While I was busy working on the simulator itself (and some other stuff), I'm thrilled so see where other people have taken this open source library, and how they built useful applications and educational materials around it.
Here are some examples that I'm particularly excited about:
Dawson College Virtual Lab
Tawfiq Jawhar is building a beginner Arduino programming course for his students. He integrated VuePress with AVR8js and Wokwi Elements to create a learning environment with integrated exercises, where you can tinker with the code, run it in simulation and get immediate feedback.
AVR8js Electron Playground
This project, created by Anderson Costa from Brazil, aims to bring AVR8js simulation to the desktop. He collected various code examples and snippets and put everything together into a nice app that lets you tinker with many different pieces of hardware at once:
If you want to take it for a test drive, simply head to his GitHub repo, clone it, and run
npm install followed by
npm run dev. Then, play around with the built-in code examples by clicking one of the buttons on top (e.g.
fire ?), then "COMPILE" and "RUN".
Anderson also experimented with running 6502 simulator inside the Arduino simulator (inception style), which currently runs a EhBASIC interpreter, and should theoretically be able to run Atari 2600 games and other cool stuff. I'm really looking forward to seeing where Anderson will take it!

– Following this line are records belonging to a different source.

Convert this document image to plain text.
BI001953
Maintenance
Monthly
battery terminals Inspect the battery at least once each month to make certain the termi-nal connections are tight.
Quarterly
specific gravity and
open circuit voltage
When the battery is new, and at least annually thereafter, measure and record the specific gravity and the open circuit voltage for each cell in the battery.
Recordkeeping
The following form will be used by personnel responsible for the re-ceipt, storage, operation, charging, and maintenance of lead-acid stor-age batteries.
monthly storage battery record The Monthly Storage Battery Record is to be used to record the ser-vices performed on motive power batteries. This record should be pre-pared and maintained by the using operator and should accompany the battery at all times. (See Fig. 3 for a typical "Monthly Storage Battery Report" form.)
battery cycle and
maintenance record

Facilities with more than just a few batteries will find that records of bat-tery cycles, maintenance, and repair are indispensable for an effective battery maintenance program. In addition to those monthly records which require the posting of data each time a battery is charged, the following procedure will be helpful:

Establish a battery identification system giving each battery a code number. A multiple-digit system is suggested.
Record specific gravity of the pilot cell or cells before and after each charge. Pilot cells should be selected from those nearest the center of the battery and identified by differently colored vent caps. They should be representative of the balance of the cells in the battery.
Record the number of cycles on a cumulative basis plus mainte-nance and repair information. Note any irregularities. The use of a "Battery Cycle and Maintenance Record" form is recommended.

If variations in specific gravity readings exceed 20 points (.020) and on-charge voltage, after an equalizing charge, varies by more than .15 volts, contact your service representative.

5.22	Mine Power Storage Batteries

Soulmate LED Pattern Editor
Soulmate is the brand name of programmable smart LED matrices, designed by Elliott Kember. He created an online editor which allows you to play around with different LED patterns programmed with Arduino and the FastLED library:
Electronic Circuit Simulation with CircuitJS1
Mark Megarry combined AVR8js with CircuitJS1, an electronic circuit simulator that runs in the browser. You can probably see why combining an Arduino simulator with an electronic circuit simulator can be a good idea, and this is what the result looks like:
You can attach any Arduino pin to any point of the analog circuit, and it works like a charm. For instance, the above example will drive pin 13 high when pin 7 is high (thus, making the switch control the state of the LED):
Info1 Board Going Virtual ?
Speaking of collages, Glenn Feunteun, an embedded systems teacher at the French Université de Bretagne Occidentale, is working on creating a virtual version of their Info 1 board, which they use for their introductory course:
Glenn says, that since the COVID 2019 outbreak, the school has gone full remote and they are looking for ways to teach these concepts to students at home. This prompted the creation of the "Virtual Info-1", with pretty much the same hardware:
While working on this project, Glenn has contributed code to improve the simulation performance (here and here), helped with the AVR 16-bit timer implementation, and even created the Speaker wokwi-element.
And that's it!
When I started working on AVR8js, I wasn't sure whether releasing it as a MIT-licensed open source project was a good idea. One year later, I am so happy to see how talented engineers used this library in their projects, and I'm sure there's much more to come!
I'm now working on improving the Wokwi Arduino simulator, based on feedback from the FastLED community, and building a page where you can tinker with many popular Arduino libraries, as well as working on GoodArduinoCode.